Indeed, these changes “appear to single out newspapers through applying the sales tax only to that industry,” said Monica Nieporte, president and executive director of the Ohio News
Media Association, in recent testimony before the Ohio Senate finance Committee, according to cleveland.com.
Magazines would continue to receive the exemption. But newspapers would be
hit.
Nieporte argued that “these tax increases could harm Ohio businesses by increasing their advertising costs.”
But there is another side to the
story.

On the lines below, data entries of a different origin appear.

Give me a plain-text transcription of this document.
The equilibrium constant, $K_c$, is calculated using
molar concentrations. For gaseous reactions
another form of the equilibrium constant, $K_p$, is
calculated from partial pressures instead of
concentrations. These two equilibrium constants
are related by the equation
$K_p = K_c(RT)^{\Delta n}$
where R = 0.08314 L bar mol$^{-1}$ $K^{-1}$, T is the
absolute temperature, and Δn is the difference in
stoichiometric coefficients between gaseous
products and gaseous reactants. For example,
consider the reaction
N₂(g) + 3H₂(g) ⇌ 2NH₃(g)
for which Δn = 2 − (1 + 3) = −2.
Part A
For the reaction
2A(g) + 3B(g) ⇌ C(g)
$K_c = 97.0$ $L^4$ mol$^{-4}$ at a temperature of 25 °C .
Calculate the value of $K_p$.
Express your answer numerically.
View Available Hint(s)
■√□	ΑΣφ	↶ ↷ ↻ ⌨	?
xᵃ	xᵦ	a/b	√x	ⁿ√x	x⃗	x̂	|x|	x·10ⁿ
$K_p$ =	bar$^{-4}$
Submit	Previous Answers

An article on the State Senate site condemns the “far-left” cleveland.com and Cleveland Plain Dealer for their perspective on the sales tax
exemption.
“Of course, the paper was very angry that the Senate repealed a long held tax expenditure that exempted newspapers from sales tax,” the Senate article alleged.
“Publisher Chris Quinn, as usual, tried to make it personal against Senator (Jerry C.) Cirino."
“Cirino, who hates us, and has criticized me by name in a City Club speech,
seems like he’s getting some revenge by removing that exemption from the budget,” Quinn said, according to the article.
Politics and personalities aside,
removal of the tax exemption does seem to pose a threat to print newspapers.
These changes “will harm your constituents by creating a new cost barrier, or rather, a
‘paywall’ for access to important community news,” Nieporte contends.
That’s the real issue—not how the sales tax will hurt
the Plain Dealer, but the smaller newspapers around the state. Surely, both sides can see this.